N.M. Code R. § 12.15.5.9
D. Examples of factors that could be relevant include, but are not limited to, the following:
(1) Terms of the new and old loan, including, but not limited to, note rate, amortization schedule, and balloon payment provisions, provided that costs associated with (and paid at or before closing of) the old loan, such as closing costs or points and fees other than prepayment penalties, are not normally relevant to the determination of flipping;
(2) Costs of the new loan, including points and fees charged on the new loan as well as other closing costs associated with the transaction as routinely disclosed on the closing statement;
(a) loan-to-value ratio of the new loan compared to that associated with the outstanding balance on the existing loan;
(b) debt-to-income ratio of the borrower before and after the transaction;
(c) amount of time that has lapsed between the new loan and the origination of the old loan or previous refinancing; and
(d) in cases where economic benefits do not demonstrably indicate that a reasonable, tangible net benefit has occurred, a significant reason that explains the need for, and proposed use of, the loan proceeds.
H. An appropriate analysis reflected in the loan documentation can be helpful in determining that a lender satisfies the statutory requirement.
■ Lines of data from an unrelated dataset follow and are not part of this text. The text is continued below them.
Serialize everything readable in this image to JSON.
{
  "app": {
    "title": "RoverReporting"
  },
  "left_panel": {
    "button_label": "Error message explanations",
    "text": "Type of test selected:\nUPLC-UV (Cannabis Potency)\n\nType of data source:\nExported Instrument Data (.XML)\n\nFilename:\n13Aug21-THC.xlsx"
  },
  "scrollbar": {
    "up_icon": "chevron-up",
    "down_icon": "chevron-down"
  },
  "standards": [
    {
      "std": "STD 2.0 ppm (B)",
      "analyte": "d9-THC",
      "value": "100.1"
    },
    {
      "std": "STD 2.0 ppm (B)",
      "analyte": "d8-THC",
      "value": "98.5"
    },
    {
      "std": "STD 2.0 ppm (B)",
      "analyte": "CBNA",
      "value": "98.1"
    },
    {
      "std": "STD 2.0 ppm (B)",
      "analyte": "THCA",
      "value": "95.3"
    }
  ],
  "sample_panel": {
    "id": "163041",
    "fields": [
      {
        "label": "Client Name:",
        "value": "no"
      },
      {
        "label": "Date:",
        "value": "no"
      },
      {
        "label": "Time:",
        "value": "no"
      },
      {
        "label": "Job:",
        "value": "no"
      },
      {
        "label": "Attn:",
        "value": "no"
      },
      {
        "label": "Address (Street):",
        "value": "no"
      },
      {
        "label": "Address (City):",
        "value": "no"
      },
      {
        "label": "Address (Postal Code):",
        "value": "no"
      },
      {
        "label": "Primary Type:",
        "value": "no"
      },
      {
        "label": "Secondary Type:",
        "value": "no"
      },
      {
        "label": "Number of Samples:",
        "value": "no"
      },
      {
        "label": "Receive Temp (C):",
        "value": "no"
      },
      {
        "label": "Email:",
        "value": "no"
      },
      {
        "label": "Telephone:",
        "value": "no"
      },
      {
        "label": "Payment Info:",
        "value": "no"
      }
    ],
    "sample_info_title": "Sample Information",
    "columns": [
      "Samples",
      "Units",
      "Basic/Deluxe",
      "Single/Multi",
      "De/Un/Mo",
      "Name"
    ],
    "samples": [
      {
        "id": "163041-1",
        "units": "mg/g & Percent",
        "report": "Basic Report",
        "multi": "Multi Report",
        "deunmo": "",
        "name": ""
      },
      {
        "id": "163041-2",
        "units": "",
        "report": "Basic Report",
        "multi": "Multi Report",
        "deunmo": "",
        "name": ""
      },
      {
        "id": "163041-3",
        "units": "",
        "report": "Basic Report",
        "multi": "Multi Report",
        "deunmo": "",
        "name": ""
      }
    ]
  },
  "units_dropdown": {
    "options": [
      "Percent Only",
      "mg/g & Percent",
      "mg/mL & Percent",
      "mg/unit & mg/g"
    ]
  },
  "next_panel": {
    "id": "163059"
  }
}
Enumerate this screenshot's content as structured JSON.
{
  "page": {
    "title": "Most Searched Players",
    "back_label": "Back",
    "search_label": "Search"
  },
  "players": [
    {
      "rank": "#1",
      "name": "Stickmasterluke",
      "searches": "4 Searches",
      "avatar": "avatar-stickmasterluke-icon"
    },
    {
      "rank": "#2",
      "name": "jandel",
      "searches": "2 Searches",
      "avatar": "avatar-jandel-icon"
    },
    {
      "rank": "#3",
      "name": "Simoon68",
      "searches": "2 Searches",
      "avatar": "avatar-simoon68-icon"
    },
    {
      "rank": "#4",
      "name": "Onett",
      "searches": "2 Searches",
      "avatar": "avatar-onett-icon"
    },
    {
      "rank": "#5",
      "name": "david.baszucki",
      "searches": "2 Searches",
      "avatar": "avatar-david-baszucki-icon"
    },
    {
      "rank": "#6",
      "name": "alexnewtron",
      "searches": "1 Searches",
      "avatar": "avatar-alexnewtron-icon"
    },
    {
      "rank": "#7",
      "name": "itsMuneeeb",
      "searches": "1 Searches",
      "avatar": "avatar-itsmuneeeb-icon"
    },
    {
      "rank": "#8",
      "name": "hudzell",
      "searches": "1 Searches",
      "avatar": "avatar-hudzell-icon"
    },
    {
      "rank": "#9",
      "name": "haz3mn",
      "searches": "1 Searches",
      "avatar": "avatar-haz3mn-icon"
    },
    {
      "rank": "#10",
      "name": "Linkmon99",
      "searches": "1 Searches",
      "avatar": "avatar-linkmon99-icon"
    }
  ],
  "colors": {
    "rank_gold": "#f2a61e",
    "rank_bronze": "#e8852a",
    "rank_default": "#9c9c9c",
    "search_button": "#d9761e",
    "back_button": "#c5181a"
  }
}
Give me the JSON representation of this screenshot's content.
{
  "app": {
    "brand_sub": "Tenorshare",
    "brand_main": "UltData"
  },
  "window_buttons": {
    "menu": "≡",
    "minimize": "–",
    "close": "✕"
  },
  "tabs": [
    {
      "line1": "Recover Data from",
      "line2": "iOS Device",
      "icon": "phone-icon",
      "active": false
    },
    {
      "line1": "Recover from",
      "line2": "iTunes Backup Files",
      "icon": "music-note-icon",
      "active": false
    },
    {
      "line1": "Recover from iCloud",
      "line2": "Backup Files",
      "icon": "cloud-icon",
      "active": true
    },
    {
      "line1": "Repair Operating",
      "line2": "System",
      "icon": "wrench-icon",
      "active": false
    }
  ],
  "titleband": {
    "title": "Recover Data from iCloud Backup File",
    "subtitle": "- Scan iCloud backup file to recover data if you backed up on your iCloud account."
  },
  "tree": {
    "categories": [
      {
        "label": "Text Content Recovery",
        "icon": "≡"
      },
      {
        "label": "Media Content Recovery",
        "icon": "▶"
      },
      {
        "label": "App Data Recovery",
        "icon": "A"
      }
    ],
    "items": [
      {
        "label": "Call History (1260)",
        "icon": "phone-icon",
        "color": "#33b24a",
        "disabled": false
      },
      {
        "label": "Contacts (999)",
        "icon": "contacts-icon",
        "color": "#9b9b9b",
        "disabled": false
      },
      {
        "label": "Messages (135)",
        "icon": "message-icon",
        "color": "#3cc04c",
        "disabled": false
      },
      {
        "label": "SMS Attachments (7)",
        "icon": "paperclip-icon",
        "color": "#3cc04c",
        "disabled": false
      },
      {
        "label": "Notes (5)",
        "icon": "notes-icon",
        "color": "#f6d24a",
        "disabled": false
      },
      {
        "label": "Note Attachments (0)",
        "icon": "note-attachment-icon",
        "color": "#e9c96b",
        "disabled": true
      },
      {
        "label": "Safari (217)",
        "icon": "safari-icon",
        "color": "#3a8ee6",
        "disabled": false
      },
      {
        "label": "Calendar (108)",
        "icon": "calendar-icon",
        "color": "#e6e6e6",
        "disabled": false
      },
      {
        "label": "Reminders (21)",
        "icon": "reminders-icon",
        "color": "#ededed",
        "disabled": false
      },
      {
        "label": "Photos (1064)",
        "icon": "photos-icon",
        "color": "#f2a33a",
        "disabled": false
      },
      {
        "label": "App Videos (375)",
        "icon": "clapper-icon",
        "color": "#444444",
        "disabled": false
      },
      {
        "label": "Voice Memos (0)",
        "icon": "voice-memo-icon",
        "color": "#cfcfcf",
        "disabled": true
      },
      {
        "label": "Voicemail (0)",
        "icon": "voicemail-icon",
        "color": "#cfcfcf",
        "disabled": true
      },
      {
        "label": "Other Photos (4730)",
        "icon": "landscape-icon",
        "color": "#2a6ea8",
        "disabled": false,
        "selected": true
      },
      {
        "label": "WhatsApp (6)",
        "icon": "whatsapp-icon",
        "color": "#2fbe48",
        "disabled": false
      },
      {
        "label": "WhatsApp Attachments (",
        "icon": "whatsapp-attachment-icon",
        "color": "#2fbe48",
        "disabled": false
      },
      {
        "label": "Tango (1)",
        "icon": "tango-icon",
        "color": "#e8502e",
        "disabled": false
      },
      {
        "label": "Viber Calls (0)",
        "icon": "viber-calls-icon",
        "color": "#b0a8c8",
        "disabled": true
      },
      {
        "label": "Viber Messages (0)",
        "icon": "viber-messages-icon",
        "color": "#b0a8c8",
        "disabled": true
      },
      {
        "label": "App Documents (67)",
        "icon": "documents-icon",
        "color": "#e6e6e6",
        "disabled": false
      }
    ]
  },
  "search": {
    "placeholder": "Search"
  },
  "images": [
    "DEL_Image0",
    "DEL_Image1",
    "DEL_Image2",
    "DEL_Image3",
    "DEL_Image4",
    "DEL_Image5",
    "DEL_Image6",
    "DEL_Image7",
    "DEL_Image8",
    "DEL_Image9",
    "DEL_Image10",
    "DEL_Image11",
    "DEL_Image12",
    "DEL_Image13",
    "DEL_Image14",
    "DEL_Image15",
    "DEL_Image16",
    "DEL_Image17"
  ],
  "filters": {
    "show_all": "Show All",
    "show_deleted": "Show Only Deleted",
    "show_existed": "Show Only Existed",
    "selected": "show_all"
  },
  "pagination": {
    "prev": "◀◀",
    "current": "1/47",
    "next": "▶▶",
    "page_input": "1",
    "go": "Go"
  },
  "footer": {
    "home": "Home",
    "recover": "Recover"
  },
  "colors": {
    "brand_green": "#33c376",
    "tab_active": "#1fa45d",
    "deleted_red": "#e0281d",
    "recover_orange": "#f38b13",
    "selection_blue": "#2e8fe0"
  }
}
As part of a lender's analysis, a lender may wish to obtain and document an explanation from the borrower regarding any non-economic benefits the borrower associates with the loan transaction. It should be noted, however, that because it is incumbent on the lender to conduct an analysis of whether the borrower received a reasonable, tangible net benefit, a borrower certification, standing alone, would not necessarily be determinative of whether a loan provided that benefit.